If we think it's a viable problem statement and that this is actually useful: I would also love to contribute to this project with a PR once we align on the interface! The following might be a super naive implementation:

import sigfig

def round(numberstr, decimals=2, min_sigfig=2):
    # If decimals=2 then the smallest non-zero output value is 0.01. If the
    # result is smaller than that we've cut too much. Then use the sigfigs
    # criterion instead.
    #
    # What's the pattern here for detecting this cutoff criterion?
    #
    # 2 -> 0.01  -> 1/(10**2)
    # 3 -> 0.001 -> 1/(10**3)

    result_dec = sigfig.round(numberstr, decimals=decimals)

    if float(result_dec) < 1.0 / (10**decimals):
        return sigfig.round(numberstr, sigfigs=min_sigfig)

    return result_dec

assert round("12345.6789", decimals=2, min_sigfig=2) == "12345.68"
assert round("0.000056234", decimals=2, min_sigfig=2) == "0.000056"
assert round("0.000056834", decimals=2, min_sigfig=2) == "0.000057"
assert round("12345.6789", decimals=3, min_sigfig=2) == "12345.679"
assert round("0.0000056234", decimals=2, min_sigfig=1) == "0.000006"

Which problems/limitations would this implementation have?

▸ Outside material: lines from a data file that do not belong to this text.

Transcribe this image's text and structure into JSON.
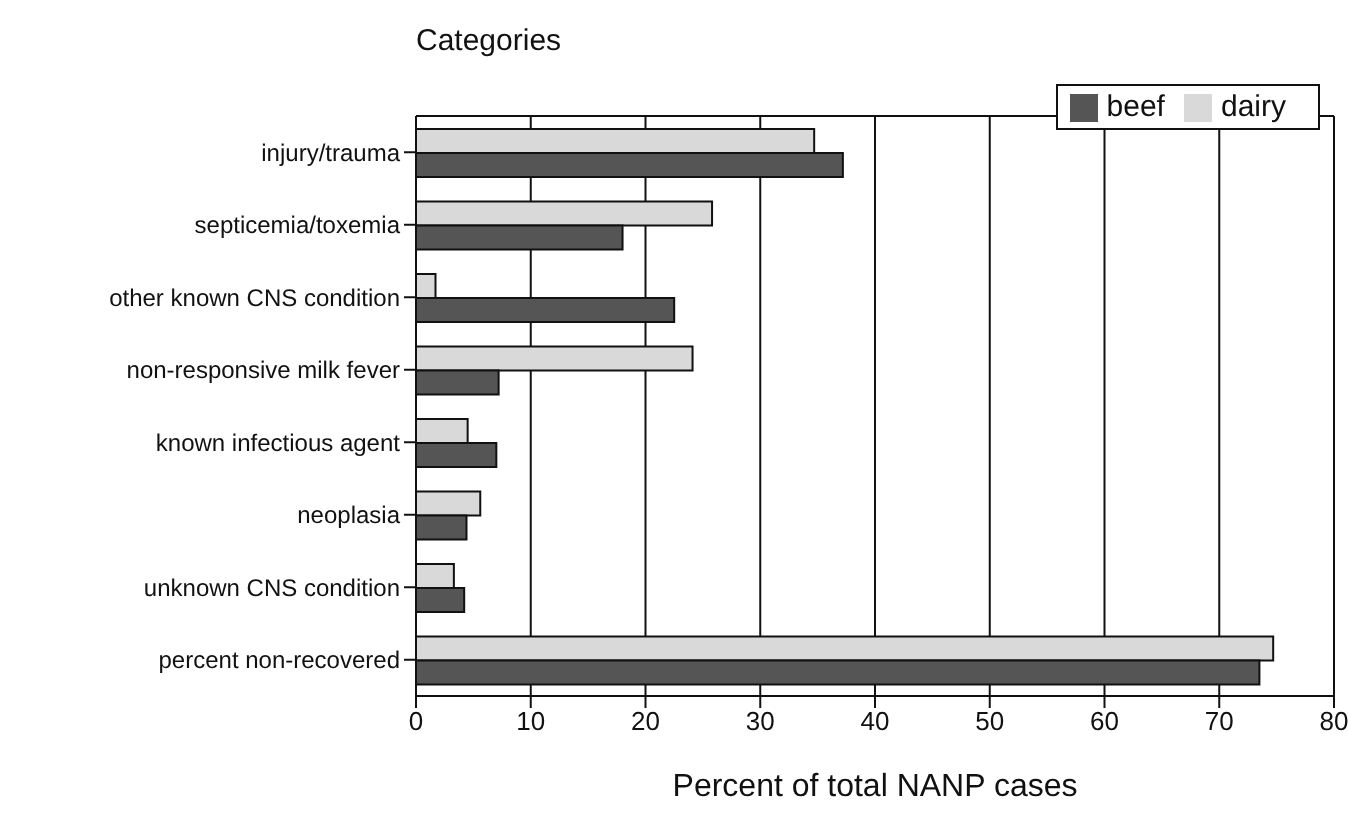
{
  "chart_data": {
    "type": "bar",
    "orientation": "horizontal",
    "ylabel": "Categories",
    "xlabel": "Percent of total NANP cases",
    "categories": [
      "injury/trauma",
      "septicemia/toxemia",
      "other known CNS condition",
      "non-responsive milk fever",
      "known infectious agent",
      "neoplasia",
      "unknown CNS condition",
      "percent non-recovered"
    ],
    "series": [
      {
        "name": "dairy",
        "color": "#d9d9d9",
        "values": [
          34.7,
          25.8,
          1.7,
          24.1,
          4.5,
          5.6,
          3.3,
          74.7
        ]
      },
      {
        "name": "beef",
        "color": "#555555",
        "values": [
          37.2,
          18.0,
          22.5,
          7.2,
          7.0,
          4.4,
          4.2,
          73.5
        ]
      }
    ],
    "xlim": [
      0,
      80
    ],
    "xticks": [
      0,
      10,
      20,
      30,
      40,
      50,
      60,
      70,
      80
    ],
    "grid": "x",
    "legend": "top right"
  }
}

Ah, interesting: if the input has less significant digits than min_sigfigs: error or silent ignore?

[jagerber48]

@jgehrcke I'm also interested in your use case. Why do you need to display number of such wildly varying orders of magnitude using the same formatting configuration? Why do you want to see a minimum of two decimal places? Are there unshown uncertainties going along with these numbers?